10 coisas que preciso saber antes de empreender




Veja alguns pontos essenciais para se atentar quando se está perto de dar os passos iniciais para começar o próprio negócio. É uma decisão importante na sua jornada, por isso é normal o empreendedor pesar os riscos de abrir uma empresa e se fazer essa pergunta: afinal, o que preciso saber antes de abrir meu próprio negócio? Pois bem, vale muito a pena ficar atento a esses pontos.

1. Perfil empreendedor
O futuro empresário deve avaliar se possui conhecimentos e habilidades em diversas frentes para ser bem-sucedido. Identifica-se um perfil empreendedor avaliando-se alguns comportamentos no dia a dia. Ele deve ter um olhar atento a tudo, identificando facilmente o que lhe agrada e desagrada nos lugares que vai. Sempre se propõe metas ousadas e sabe que qualquer empreendimento envolve riscos. Está se planejando para o sucesso, mas também se prepara para os tropeços.
É necessário possuir competências gerenciais, saber definir cenários, estabelecer estratégias, gerenciar finanças, construir redes de relacionamento para os riscos de abrir uma empresa serem pequenos. Habilidade e capacidade de liderança de pessoas e negócios são de extrema importância.

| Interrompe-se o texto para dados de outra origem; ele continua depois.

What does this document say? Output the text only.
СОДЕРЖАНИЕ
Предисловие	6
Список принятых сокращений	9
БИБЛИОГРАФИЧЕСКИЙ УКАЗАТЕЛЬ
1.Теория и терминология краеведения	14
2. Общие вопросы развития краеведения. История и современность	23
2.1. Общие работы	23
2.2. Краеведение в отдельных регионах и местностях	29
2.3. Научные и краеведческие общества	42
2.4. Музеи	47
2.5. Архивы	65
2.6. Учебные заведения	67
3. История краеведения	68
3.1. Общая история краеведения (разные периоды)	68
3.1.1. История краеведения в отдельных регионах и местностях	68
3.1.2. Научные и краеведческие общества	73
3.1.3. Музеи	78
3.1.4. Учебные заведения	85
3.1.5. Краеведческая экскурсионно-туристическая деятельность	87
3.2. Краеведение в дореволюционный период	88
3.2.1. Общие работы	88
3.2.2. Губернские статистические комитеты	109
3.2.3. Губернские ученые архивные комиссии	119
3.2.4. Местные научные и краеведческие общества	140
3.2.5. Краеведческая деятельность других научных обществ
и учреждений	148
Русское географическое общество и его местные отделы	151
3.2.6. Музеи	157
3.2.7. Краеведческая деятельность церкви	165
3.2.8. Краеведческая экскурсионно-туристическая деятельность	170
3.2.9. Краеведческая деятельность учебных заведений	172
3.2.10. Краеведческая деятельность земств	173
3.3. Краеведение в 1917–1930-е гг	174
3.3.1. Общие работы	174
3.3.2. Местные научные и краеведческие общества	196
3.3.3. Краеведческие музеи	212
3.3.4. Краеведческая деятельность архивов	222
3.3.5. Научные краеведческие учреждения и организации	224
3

Saber delegar funções, negociar, motivar funcionários e sócios, estabelecer objetivos compartilhados são outras características importantes.

2. Autoconhecimento
Uma vez detectadas características de um perfil empreendedor, é hora de identificar o próprio perfil. É necessário avaliar se ele bate com a área do negócio em questão. É necessário saber quais são os papéis que o empresário terá que exercer como dono de uma empresa. Ele pode se encaixar em várias funções; pode ser quem vai tomar as decisões e definir o direcionamento do negócio, pode atuar mais como gestor, administrando a empresa, ou ainda como operador, executando o trabalho em si.
É importante definir as principais habilidades para começar a estruturar o negócio e perceber que tipo de parceiros irá precisar. O autoconhecimento é crucial no momento de montar um negócio e quanto mais cedo se conhece as habilidades e características, mais rapidamente irá se testar e, em caso de algum equívoco, promover a correção de forma mais ágil. Como diz Tom Peters, um dos gurus da gestão de empresas, “Teste rápido, falhe rápido e ajuste rápido”.

3. Escolha dos sócios
Com a falta de capacitação em uma determinada área ou até mesmo com o intuito de agregar mais investimentos ao negócio, o candidato a empresário considera cada vez mais a possibilidade de montar um negócio em sociedade. Mas muitas vezes é pego pelo medo de fazer uma escolha inadequada e acabar sendo prejudicado. A grande dica aqui é buscar parceiros com perfis complementares. Por isso é tão importante identificar as características e habilidades e onde elas podem se encaixar no negócio.
A relação entre os sócios é comparada a um casamento: eles se unem com um propósito específico, que é o de criação e crescimento da empresa. A ideia é sempre se associar com pessoas que tem algo a oferecer diferente do que o empresário já oferece. Muitas vezes há a tendência de se buscar alguém próximo, mas o que se deve avaliar de verdade são as competências do futuro parceiro, sendo ele um amigo, um parente ou alguém mais distante.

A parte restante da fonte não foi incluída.